In general, Arab cultures have a strong sense of a shared public sphere, while in America there is much more emphasis on the individual and the private–public spaces are increasingly being taken over and replaced by privately owned and operated ones, e.g., charter schools. Wall Street itself is effectively a private space; as the iconic center of the financial world, it’s business is business. A space like Tahrir Square, on the other hand, is public in the sense that it doesn’t have an essential politics associated with it–that’s what people bring when they gather there.
So if protesters are trying to occupy Wall Street in the sense of taking up physical space within a private space, they are impeded by barricades and police. But if protesters are trying to occupy Wall Street in the sense of getting the people who work at financial institutions located there to engage with them (i.e., the protesters), you run into a different problem: that of the “leaderless resistance” (more below). In either case, the impulse to occupy Wall Street is a result of being occupied with Wall Street.

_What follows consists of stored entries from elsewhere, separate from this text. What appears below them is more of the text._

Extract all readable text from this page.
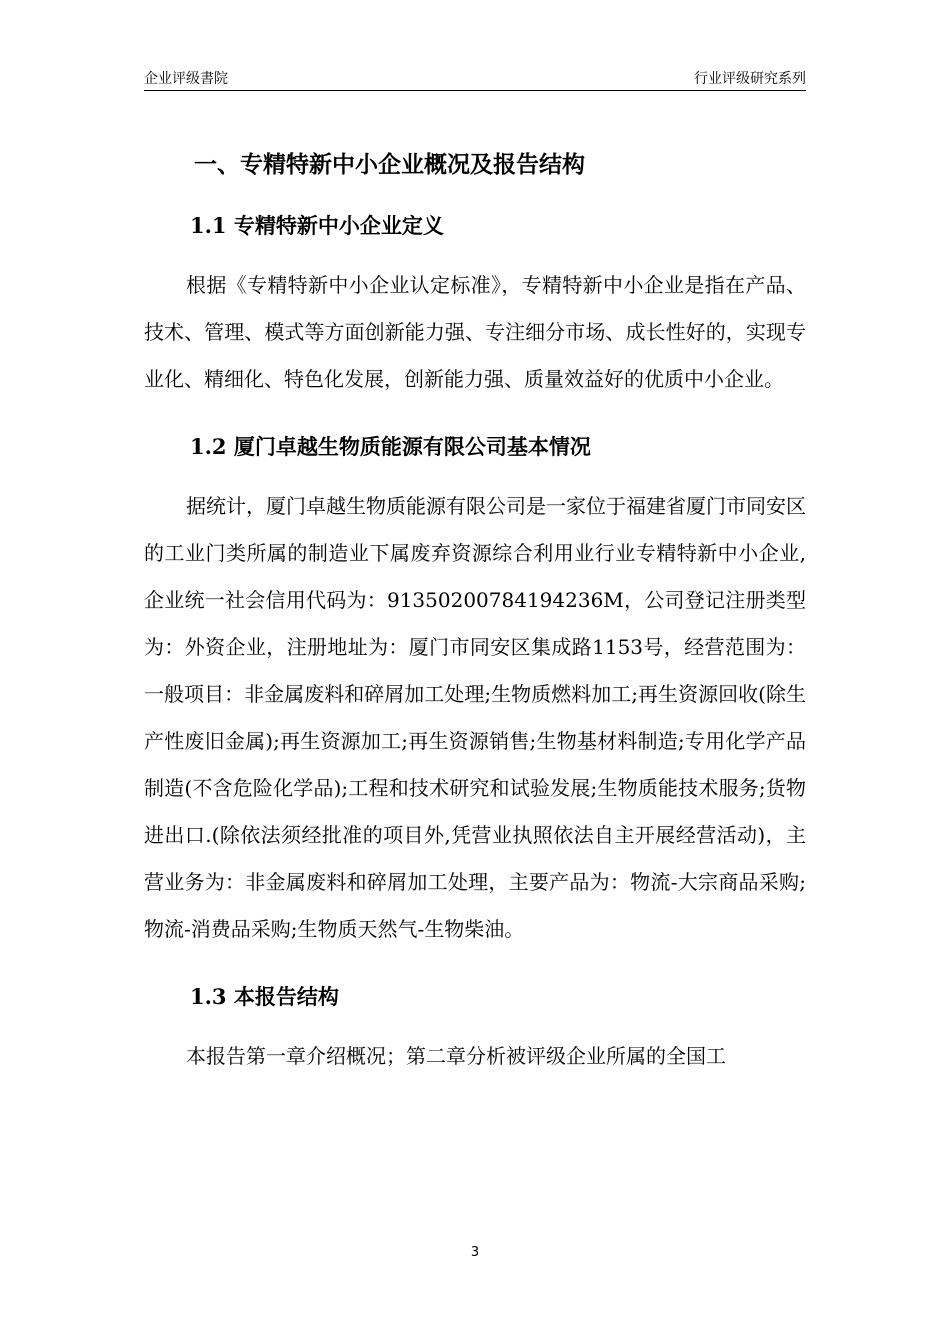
企业评级書院	行业评级研究系列
一、专精特新中小企业概况及报告结构
1.1 专精特新中小企业定义

根据《专精特新中小企业认定标准》，专精特新中小企业是指在产品、技术、管理、模式等方面创新能力强、专注细分市场、成长性好的，实现专业化、精细化、特色化发展，创新能力强、质量效益好的优质中小企业。

1.2 厦门卓越生物质能源有限公司基本情况

据统计，厦门卓越生物质能源有限公司是一家位于福建省厦门市同安区的工业门类所属的制造业下属废弃资源综合利用业行业专精特新中小企业,企业统一社会信用代码为：91350200784194236M，公司登记注册类型为：外资企业，注册地址为：厦门市同安区集成路1153号，经营范围为：一般项目：非金属废料和碎屑加工处理;生物质燃料加工;再生资源回收(除生产性废旧金属);再生资源加工;再生资源销售;生物基材料制造;专用化学产品制造(不含危险化学品);工程和技术研究和试验发展;生物质能技术服务;货物进出口.(除依法须经批准的项目外,凭营业执照依法自主开展经营活动)，主营业务为：非金属废料和碎屑加工处理，主要产品为：物流-大宗商品采购;物流-消费品采购;生物质天然气-生物柴油。

1.3 本报告结构

本报告第一章介绍概况；第二章分析被评级企业所属的全国工

3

Because this stuff only matters if you believe it matters. Saying the financial industry and corporate America are to blame for the current economic and ecological crises we’re facing is fine, you won’t hear any argument. But, to me, trying to hold financial institutions accountable for the mess in order to enact positive change is like a 5-year-old trying to make a bigger kid kicking sand in his face stop by saying, “The practice of kicking sand in people’s faces is wrong! It has to stop now!” And everyone knows this kid. He’ll stop and say, “Oh, I’m so sorry. I promise I’ll never kick sand in your face ever again!”–as he throws the first handful. But in real life, that’s not what you do, because making someone else responsible for fixing things that are a problems for you means those problems never get solved. That kid is having the time of his life getting sand all in and around the sense organs arrayed on the front of your head. What you need to do is stop occupying that sandbox, get up, and go to another sandbox. Or better yet: build a new, better sandbox.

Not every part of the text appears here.